動画提供: OBSERVATOIRE DES INEGALITES、HEREZIE

OBSERVATOIRE DES INEGALITESは、フランスにおける人種や性別、障害等による不平等の状況を調査、定量化し「不平等に関する報告書」を発行している非営利団体です。このレポートの内容を理解しやすい形で伝え、若者にリーチする方法を探した結果生まれたのが、モノポリーを活用したゲーミフィケーションのアイデアでした。この「不平等モノポリー」では、例えば障害のあるキャラクターは駅にアクセスできなくなり、社会的弱者は特定の地域の家を購入できなくなるなど、現実のデータに基づいた100を超えるルールの変更を行っています。ゲームの参加者は自分以外の属性でプレーすることで、他者が受けている不平等を理解し、共感を生み出すことができます。

 

画像提供:OBSERVATOIRE DES INEGALITES、HEREZIE

画像提供:OBSERVATOIRE DES INEGALITES、HEREZIE

画像提供:OBSERVATOIRE DES INEGALITES、HEREZIE

画像提供:OBSERVATOIRE DES INEGALITES、HEREZIE

 

このゲームは最初の1週間ですぐに売り切れてしまうほど話題になり、フランスの50%以上の中学、高校で導入されることになったとのことです。
ゲームを使ったPR活動は他にもいろいろありますが、本施策では世界で最も有名なボードゲームの一つであるモノポリーを使ったこと、またモノポリーのルールが不平等の理解促進に非常によく結びついた点が評価ポイントだと思います。現地審査員の一人は「自分が思いつきたかった」とコメント。まさに「その手があったか!」な手法でした。

BACKUP UKRAINE

ブランド(クライアント):POLYCAM 、 UNESCO
エントリー会社/アイデアクリエーション、PR会社:VIRTUE WORLDWIDE(ニューヨーク)
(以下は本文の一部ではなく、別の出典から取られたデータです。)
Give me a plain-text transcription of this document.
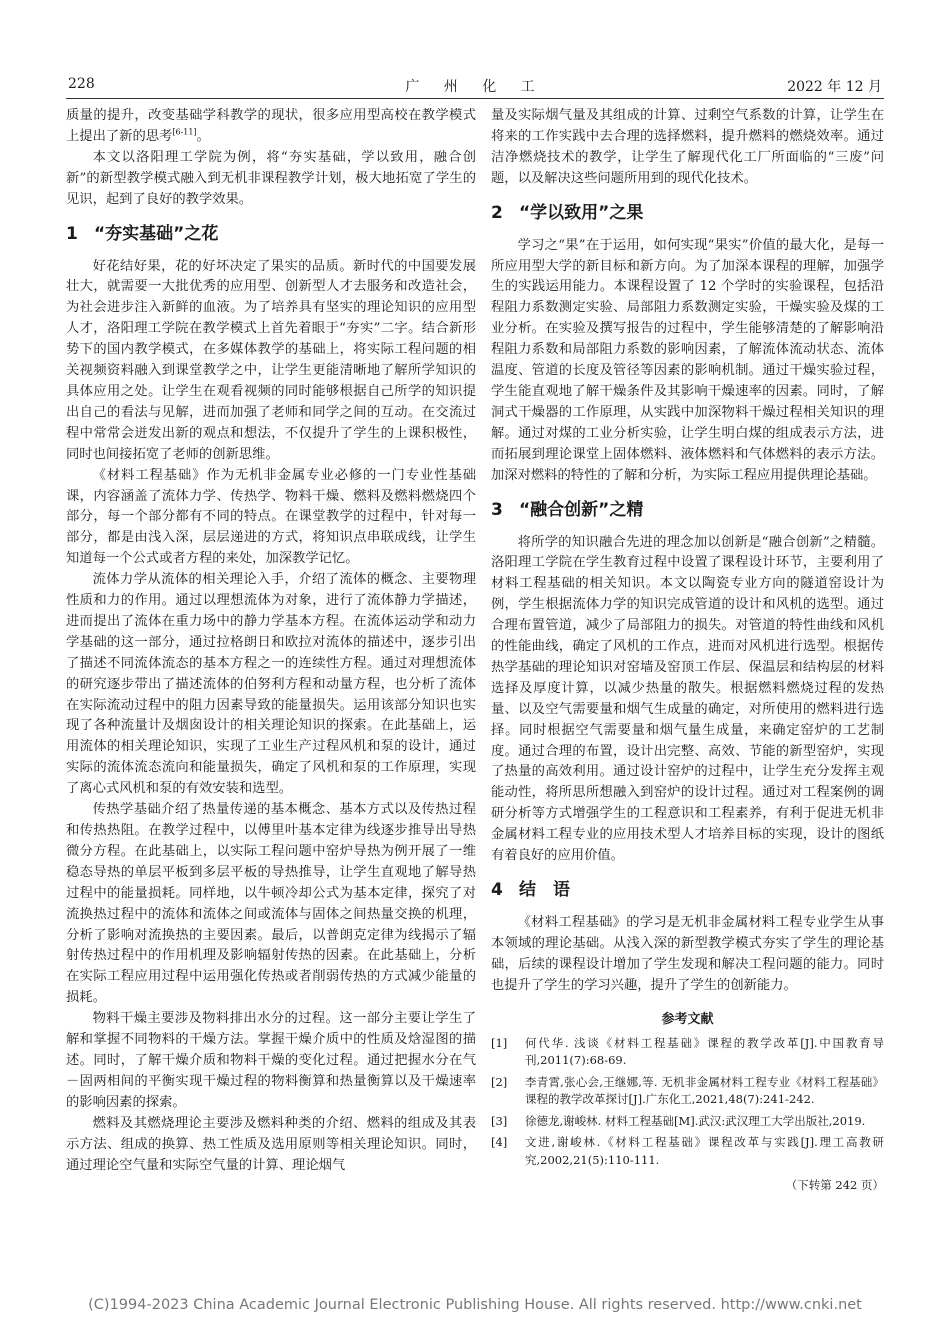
228	广 州 化 工	2022 年 12 月

质量的提升，改变基础学科教学的现状，很多应用型高校在教学模式上提出了新的思考[6-11]。

本文以洛阳理工学院为例，将“夯实基础，学以致用，融合创新”的新型教学模式融入到无机非课程教学计划，极大地拓宽了学生的见识，起到了良好的教学效果。

1 “夯实基础”之花

好花结好果，花的好坏决定了果实的品质。新时代的中国要发展壮大，就需要一大批优秀的应用型、创新型人才去服务和改造社会，为社会进步注入新鲜的血液。为了培养具有坚实的理论知识的应用型人才，洛阳理工学院在教学模式上首先着眼于“夯实”二字。结合新形势下的国内教学模式，在多媒体教学的基础上，将实际工程问题的相关视频资料融入到课堂教学之中，让学生更能清晰地了解所学知识的具体应用之处。让学生在观看视频的同时能够根据自己所学的知识提出自己的看法与见解，进而加强了老师和同学之间的互动。在交流过程中常常会迸发出新的观点和想法，不仅提升了学生的上课积极性，同时也间接拓宽了老师的创新思维。

《材料工程基础》作为无机非金属专业必修的一门专业性基础课，内容涵盖了流体力学、传热学、物料干燥、燃料及燃料燃烧四个部分，每一个部分都有不同的特点。在课堂教学的过程中，针对每一部分，都是由浅入深，层层递进的方式，将知识点串联成线，让学生知道每一个公式或者方程的来处，加深教学记忆。

流体力学从流体的相关理论入手，介绍了流体的概念、主要物理性质和力的作用。通过以理想流体为对象，进行了流体静力学描述，进而提出了流体在重力场中的静力学基本方程。在流体运动学和动力学基础的这一部分，通过拉格朗日和欧拉对流体的描述中，逐步引出了描述不同流体流态的基本方程之一的连续性方程。通过对理想流体的研究逐步带出了描述流体的伯努利方程和动量方程，也分析了流体在实际流动过程中的阻力因素导致的能量损失。运用该部分知识也实现了各种流量计及烟囱设计的相关理论知识的探索。在此基础上，运用流体的相关理论知识，实现了工业生产过程风机和泵的设计，通过实际的流体流态流向和能量损失，确定了风机和泵的工作原理，实现了离心式风机和泵的有效安装和选型。

传热学基础介绍了热量传递的基本概念、基本方式以及传热过程和传热热阻。在教学过程中，以傅里叶基本定律为线逐步推导出导热微分方程。在此基础上，以实际工程问题中窑炉导热为例开展了一维稳态导热的单层平板到多层平板的导热推导，让学生直观地了解导热过程中的能量损耗。同样地，以牛顿冷却公式为基本定律，探究了对流换热过程中的流体和流体之间或流体与固体之间热量交换的机理，分析了影响对流换热的主要因素。最后，以普朗克定律为线揭示了辐射传热过程中的作用机理及影响辐射传热的因素。在此基础上，分析在实际工程应用过程中运用强化传热或者削弱传热的方式减少能量的损耗。

物料干燥主要涉及物料排出水分的过程。这一部分主要让学生了解和掌握不同物料的干燥方法。掌握干燥介质中的性质及焓湿图的描述。同时，了解干燥介质和物料干燥的变化过程。通过把握水分在气－固两相间的平衡实现干燥过程的物料衡算和热量衡算以及干燥速率的影响因素的探索。

燃料及其燃烧理论主要涉及燃料种类的介绍、燃料的组成及其表示方法、组成的换算、热工性质及选用原则等相关理论知识。同时，通过理论空气量和实际空气量的计算、理论烟气

量及实际烟气量及其组成的计算、过剩空气系数的计算，让学生在将来的工作实践中去合理的选择燃料，提升燃料的燃烧效率。通过洁净燃烧技术的教学，让学生了解现代化工厂所面临的“三废”问题，以及解决这些问题所用到的现代化技术。

2 “学以致用”之果

学习之“果”在于运用，如何实现“果实”价值的最大化，是每一所应用型大学的新目标和新方向。为了加深本课程的理解，加强学生的实践运用能力。本课程设置了 12 个学时的实验课程，包括沿程阻力系数测定实验、局部阻力系数测定实验，干燥实验及煤的工业分析。在实验及撰写报告的过程中，学生能够清楚的了解影响沿程阻力系数和局部阻力系数的影响因素，了解流体流动状态、流体温度、管道的长度及管径等因素的影响机制。通过干燥实验过程，学生能直观地了解干燥条件及其影响干燥速率的因素。同时，了解洞式干燥器的工作原理，从实践中加深物料干燥过程相关知识的理解。通过对煤的工业分析实验，让学生明白煤的组成表示方法，进而拓展到理论课堂上固体燃料、液体燃料和气体燃料的表示方法。加深对燃料的特性的了解和分析，为实际工程应用提供理论基础。

3 “融合创新”之精

将所学的知识融合先进的理念加以创新是“融合创新”之精髓。洛阳理工学院在学生教育过程中设置了课程设计环节，主要利用了材料工程基础的相关知识。本文以陶瓷专业方向的隧道窑设计为例，学生根据流体力学的知识完成管道的设计和风机的选型。通过合理布置管道，减少了局部阻力的损失。对管道的特性曲线和风机的性能曲线，确定了风机的工作点，进而对风机进行选型。根据传热学基础的理论知识对窑墙及窑顶工作层、保温层和结构层的材料选择及厚度计算，以减少热量的散失。根据燃料燃烧过程的发热量、以及空气需要量和烟气生成量的确定，对所使用的燃料进行选择。同时根据空气需要量和烟气量生成量，来确定窑炉的工艺制度。通过合理的布置，设计出完整、高效、节能的新型窑炉，实现了热量的高效利用。通过设计窑炉的过程中，让学生充分发挥主观能动性，将所思所想融入到窑炉的设计过程。通过对工程案例的调研分析等方式增强学生的工程意识和工程素养，有利于促进无机非金属材料工程专业的应用技术型人才培养目标的实现，设计的图纸有着良好的应用价值。

4 结　语

《材料工程基础》的学习是无机非金属材料工程专业学生从事本领域的理论基础。从浅入深的新型教学模式夯实了学生的理论基础，后续的课程设计增加了学生发现和解决工程问题的能力。同时也提升了学生的学习兴趣，提升了学生的创新能力。

参考文献
[1]	何代华. 浅谈《材料工程基础》课程的教学改革[J].中国教育导刊,2011(7):68-69.
[2]	李青霄,张心会,王继娜,等. 无机非金属材料工程专业《材料工程基础》课程的教学改革探讨[J].广东化工,2021,48(7):241-242.
[3]	徐德龙,谢峻林. 材料工程基础[M].武汉:武汉理工大学出版社,2019.
[4]	文进,谢峻林.《材料工程基础》课程改革与实践[J].理工高教研究,2002,21(5):110-111.
（下转第 242 页）
(C)1994-2023 China Academic Journal Electronic Publishing House. All rights reserved. http://www.cnki.net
個人的にはオンライン審査の段階で最も評価したキャンペーンの一つです。
ロシア軍のウクライナへの爆撃により、ウクライナ国民のアイデンティティーを支える建築物や銅像などさまざまな文化遺産の破壊が進みました。ユネスコは3D技術のベンチャー企業POLYCAM社と協力し、これらの遺産が物理的に破壊されても、3Dデータとして残して将来再建できるようにすることを目指しました。そこでスマートフォンのカメラとGPSを使用して、誰でも高品質な3Dモデルをキャプチャできる無料アプリを配布しました。

単にデータを残すだけではなく、たとえ物理的に破壊されても、文化そのものを破壊することはできない、という強いメッセージであり、また国民全員が参加できるという点も素晴らしいと感じました。毎週平均2246回のダウンロードがあり、現在の進捗率で9月にウクライナ中の文化遺産がスキャンされるペースだといいます(その前に侵攻が終結するとよいのですが)。

エントリー会社のVIRTUE WORLDWIDEは、Vice Mediaグループのクリエイティブエージェンシーです。Vice Mediaは、ソーシャル&インフルエンサー部門でのグランプリをはじめ、今回多くの賞を獲得したキャンペーン「THE UNFILTERED HISTORY TOUR」(PR部門ではブロンズを獲得)のクライアントでもあり、今年のカンヌライオンズでは存在感を示しました。

DYSLEXIC THINKING

ブランド(クライアント):VIRGIN GROUP
エントリー会社/アイデアクリエーション、PR会社:FCB INFERNO(ロンドン)

Dyslexicは失読症の、という意味で、知的能力や基本的な知覚能力に問題がないにもかかわらず、読み書きに困難を示す学習障害を指します。人口の97%が失読症を否定的に見ているという調査結果があるそうですが、実際にはVIRGIN GROUP創設者のリチャード・ブランソン会長や、故人ではスティーブ・ジョブス、アルバート・アインシュタインなど、素晴らしい能力を発揮する人が大勢います。本施策では、失読症の人が持つ問題解決力などプラスの側面に焦点を当て、「失読症的思考(Dyslexic Thinking)」という言葉を開発。「失読症的思考」をLinkedInにスキルとして記載できるようにしました。また、オンライン辞書のDctionary.comに“Dyslexic Thinking”が「valuable and vital skill set(価値のある重要なスキルセット)」という定義で登録されました。ソーシャルメディア全体の論調を追跡すると、失読症についての肯定的な言及はキャンペーン前のレベルから1562%増加し、否定的な言及は4450%減少したということです。

本施策は、ネガティブな意味合いで使われていた言葉を、ポジティブな能力として再定義し、LinkedInという自身のジョブスキルをアピールする世界最大のプラットフォームでの公開を実現したことが、優れているポイントであり、またわれわれにも参考になるアプローチだと思います。

 

※記事で使われている画像、動画は、キャンペーン受賞者から使用許諾をとっております。